Anti-Racism in Housing and Law
Creighton School of Law Dean Joshua Fershée, J.D., says he’s been meeting with students, faculty and staff in the School of Law to hear their stories for how to increase awareness and combat structural and institutional racism. In addition, he says, each semester, students have the opportunity to work with the School of Law’s Milton R. Abrahams Legal Clinic, which provides free legal assistance on civil matters for low-income people in Douglas County.
In the wake of the economic downturn caused by the pandemic, Fershée says that the legal clinic has been handling an above-average amount of eviction cases. According to the work of another Creighton expert, eviction disproportionately affects Omaha’s communities of color.

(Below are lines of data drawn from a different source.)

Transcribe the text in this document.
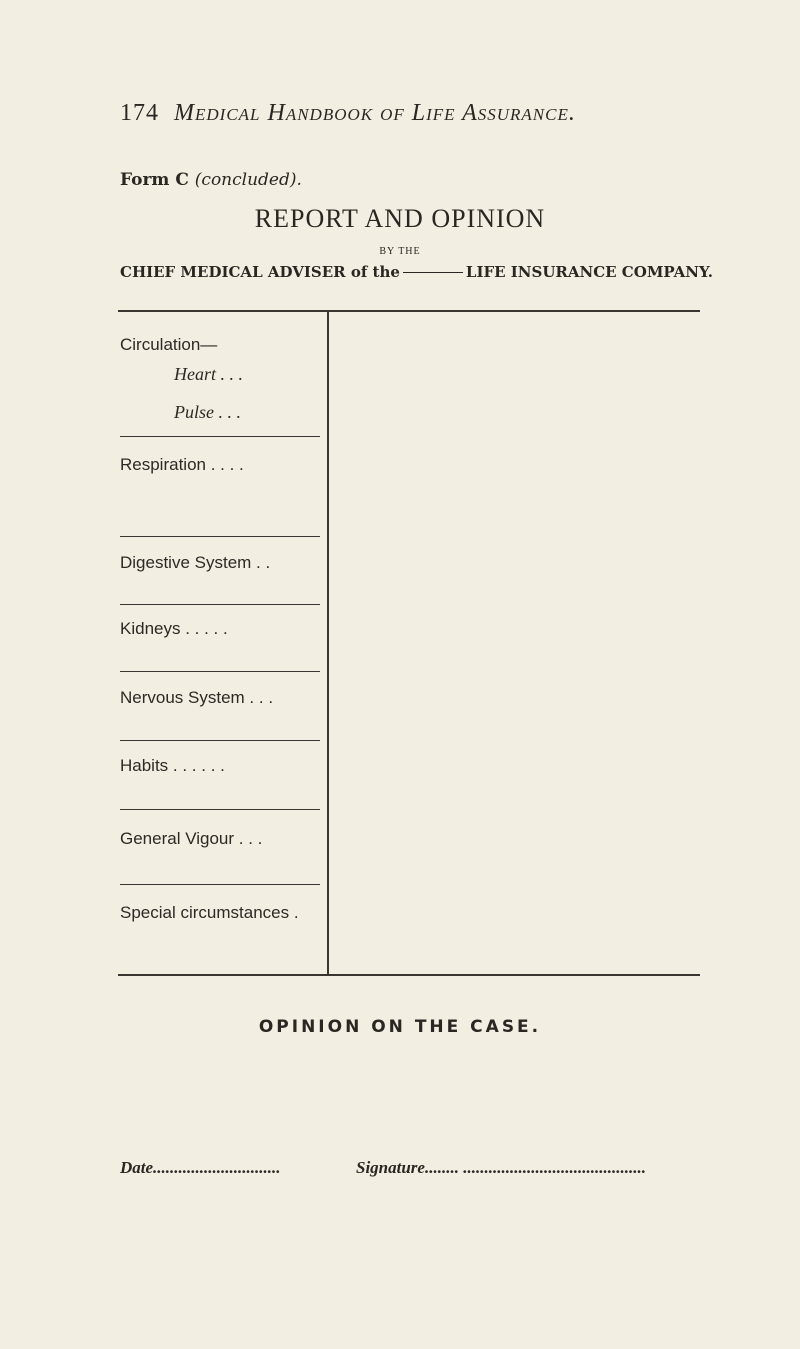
174 Medical Handbook of Life Assurance.
Form C (concluded).
REPORT AND OPINION
BY THE
CHIEF MEDICAL ADVISER of the	LIFE INSURANCE COMPANY.
Circulation—
Heart . . .
Pulse . . .
Respiration . . . .
Digestive System . .
Kidneys . . . . .
Nervous System . . .
Habits . . . . . .
General Vigour . . .
Special circumstances .
OPINION ON THE CASE.
Date..............................	Signature........ ...........................................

Pierce Greenberg, Ph.D., assistant professor of sociology in the Department of Cultural and Social Studies, recently co-authored “Understanding Evictions in Omaha,” with local attorney and Creighton alumnus, Gary Fischer, BA’75, J.D.’79. The study features a heat map that illustrates a stark reality: Most of the city’s evictions occur in areas that were historically segregated, particularly the traditionally-Black North Omaha.

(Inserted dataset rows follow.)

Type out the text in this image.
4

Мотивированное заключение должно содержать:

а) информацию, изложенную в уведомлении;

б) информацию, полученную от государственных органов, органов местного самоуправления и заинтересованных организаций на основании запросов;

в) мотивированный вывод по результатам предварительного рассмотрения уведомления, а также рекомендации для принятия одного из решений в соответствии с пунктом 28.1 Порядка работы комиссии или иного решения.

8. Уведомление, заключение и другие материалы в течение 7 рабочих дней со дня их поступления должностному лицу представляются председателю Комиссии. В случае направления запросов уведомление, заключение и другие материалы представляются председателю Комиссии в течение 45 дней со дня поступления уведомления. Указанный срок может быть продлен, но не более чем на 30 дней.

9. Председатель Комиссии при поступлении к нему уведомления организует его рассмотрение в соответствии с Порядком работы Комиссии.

“We just wanted to start the conversation,” Greenberg says, “and start it grounded with the evidence that these racial disparities do exist. And we hope that this leads to more conversation and that it becomes the basis for action and policy change that can help reduce this problem.”
Anti-Racism in Negotiation and Conflict Resolution
While the conversation around anti-racism largely deals with transforming the racist structures that inflict harm, the Creighton Graduate School’s Negotiation and Conflict Resolution Program also teaches skills to address individual conflicts that are triggered by racist attitudes.
To dismantle racist structures, says Jacqueline Font-Guzmán, J.D., Ph.D., director of the Negotiation and Conflict Resolution program, people must be willing to engage with conflict in a productive way. This means having uncomfortable conversations and directly confronting conflict in a way that either productively escalates conflict to raise awareness and change policies, or de-escalates the situation to foster dialogue. Coursework teaches students how to name conflict, and, if it can’t be resolved, how to stay with it in a way that doesn’t overwhelm.
“Creighton is in a good position to highlight and promote inclusiveness and belongingness, not only for African-Americans, but for all underrepresented groups,” Font-Guzmán says.
“We have these conversations so the invisible becomes visible,” she adds. “It’s not to make immediate change. It’s to raise awareness so that the change can follow. It’s about conversation that leads to action.”
All photos courtesy of the Office of Communications and Marketing at Creighton University.